E de fato, a cada edição, o movimento cresce. Este ano, foram:
Mais de 10 países representados,
30 desfiles exclusivos,
Mais de 3.000 participantes ao longo da semana.
Um intercâmbio vibrante entre criadores, investidores, parceiros culturais e a diáspora africana. Fancy África é o tipo de evento que não apenas mostra moda, ele mostra caminho.
Moçambique no centro do mapa criativo.
A força da semana de moda é também a força do país.
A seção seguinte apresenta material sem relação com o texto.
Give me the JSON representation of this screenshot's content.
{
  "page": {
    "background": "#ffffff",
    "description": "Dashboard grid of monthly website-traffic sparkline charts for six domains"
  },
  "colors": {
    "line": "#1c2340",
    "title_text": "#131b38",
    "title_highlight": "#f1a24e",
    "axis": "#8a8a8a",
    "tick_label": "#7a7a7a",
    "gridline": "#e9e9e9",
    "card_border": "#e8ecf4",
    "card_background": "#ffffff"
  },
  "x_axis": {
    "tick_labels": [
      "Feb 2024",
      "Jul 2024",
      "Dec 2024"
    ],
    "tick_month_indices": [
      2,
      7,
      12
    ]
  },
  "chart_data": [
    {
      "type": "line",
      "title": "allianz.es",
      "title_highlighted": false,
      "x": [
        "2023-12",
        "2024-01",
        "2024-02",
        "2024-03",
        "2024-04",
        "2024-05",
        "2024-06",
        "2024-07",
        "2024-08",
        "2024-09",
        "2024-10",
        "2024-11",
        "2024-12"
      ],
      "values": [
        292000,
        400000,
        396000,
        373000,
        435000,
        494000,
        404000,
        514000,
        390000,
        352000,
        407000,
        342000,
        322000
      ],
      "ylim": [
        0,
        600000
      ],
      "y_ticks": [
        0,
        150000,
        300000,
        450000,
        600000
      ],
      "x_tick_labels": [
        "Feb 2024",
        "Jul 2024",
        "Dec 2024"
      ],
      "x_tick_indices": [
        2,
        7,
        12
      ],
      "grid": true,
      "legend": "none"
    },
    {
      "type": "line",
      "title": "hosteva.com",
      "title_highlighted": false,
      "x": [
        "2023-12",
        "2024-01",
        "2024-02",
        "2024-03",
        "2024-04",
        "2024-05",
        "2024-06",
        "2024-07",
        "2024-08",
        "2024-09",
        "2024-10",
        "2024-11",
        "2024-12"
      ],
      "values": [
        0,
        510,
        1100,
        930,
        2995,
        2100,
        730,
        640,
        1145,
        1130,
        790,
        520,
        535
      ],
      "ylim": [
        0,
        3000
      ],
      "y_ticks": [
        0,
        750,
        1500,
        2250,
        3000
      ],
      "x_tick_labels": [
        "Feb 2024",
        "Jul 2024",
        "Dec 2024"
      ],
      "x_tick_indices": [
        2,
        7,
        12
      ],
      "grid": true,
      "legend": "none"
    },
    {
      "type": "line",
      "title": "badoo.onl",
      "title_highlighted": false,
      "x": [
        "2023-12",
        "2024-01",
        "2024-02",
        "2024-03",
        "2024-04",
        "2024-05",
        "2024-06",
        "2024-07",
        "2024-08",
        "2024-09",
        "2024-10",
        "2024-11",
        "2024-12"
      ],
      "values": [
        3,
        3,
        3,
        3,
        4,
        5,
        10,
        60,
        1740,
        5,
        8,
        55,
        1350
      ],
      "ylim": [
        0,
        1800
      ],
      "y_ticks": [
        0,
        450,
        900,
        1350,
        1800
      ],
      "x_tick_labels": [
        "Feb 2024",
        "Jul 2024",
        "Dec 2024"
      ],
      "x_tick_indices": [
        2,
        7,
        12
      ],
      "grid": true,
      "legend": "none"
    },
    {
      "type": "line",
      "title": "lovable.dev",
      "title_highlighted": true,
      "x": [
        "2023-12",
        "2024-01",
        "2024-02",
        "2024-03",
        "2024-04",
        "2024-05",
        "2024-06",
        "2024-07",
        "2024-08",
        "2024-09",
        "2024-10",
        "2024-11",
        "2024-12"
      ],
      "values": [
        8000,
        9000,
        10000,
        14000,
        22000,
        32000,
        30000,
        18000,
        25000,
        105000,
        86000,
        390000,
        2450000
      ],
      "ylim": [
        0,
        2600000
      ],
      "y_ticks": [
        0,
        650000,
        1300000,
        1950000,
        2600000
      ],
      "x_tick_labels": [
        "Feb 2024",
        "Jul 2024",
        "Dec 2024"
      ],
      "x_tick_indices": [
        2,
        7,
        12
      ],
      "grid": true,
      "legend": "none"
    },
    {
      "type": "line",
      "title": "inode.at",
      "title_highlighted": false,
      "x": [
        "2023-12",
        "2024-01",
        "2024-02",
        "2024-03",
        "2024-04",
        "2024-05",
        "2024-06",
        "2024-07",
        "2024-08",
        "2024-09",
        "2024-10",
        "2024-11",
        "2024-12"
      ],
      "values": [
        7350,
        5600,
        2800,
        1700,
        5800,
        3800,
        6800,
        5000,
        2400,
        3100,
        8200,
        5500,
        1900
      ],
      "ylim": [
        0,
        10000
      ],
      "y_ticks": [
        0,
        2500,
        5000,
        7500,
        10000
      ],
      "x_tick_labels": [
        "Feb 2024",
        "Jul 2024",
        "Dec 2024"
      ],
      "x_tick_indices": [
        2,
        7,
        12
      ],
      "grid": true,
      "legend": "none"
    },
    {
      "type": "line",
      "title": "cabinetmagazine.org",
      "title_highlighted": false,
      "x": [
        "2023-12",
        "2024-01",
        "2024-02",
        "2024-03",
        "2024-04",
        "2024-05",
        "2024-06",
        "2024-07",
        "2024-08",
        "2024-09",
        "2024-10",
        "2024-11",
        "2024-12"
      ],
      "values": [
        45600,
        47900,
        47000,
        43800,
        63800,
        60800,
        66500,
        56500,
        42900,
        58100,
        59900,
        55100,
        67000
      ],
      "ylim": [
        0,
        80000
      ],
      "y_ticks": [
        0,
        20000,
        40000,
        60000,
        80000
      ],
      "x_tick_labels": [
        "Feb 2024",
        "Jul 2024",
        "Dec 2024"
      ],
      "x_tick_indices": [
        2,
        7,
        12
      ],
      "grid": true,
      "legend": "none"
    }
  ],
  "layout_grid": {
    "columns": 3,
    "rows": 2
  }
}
Com parcerias estratégicas de empresas, instituições culturais, embaixadas e organizações da economia criativa, Moçambique se coloca no centro da nova moda africana: diversa, inovadora, sustentável e profundamente conectada às suas raízes. Desde 2015, quando nasceu, o Fancy África tem revelado talentos, fortalecido marcas e construído pontes internacionais. Hoje, é símbolo de excelência, mas também de afeto, de ancestralidade e de coragem criativa. E talvez seja isso que o torna tão especial: a capacidade de unir técnica e emoção; de colocar na passarela não apenas roupas, mas memórias, histórias e futuros possíveis.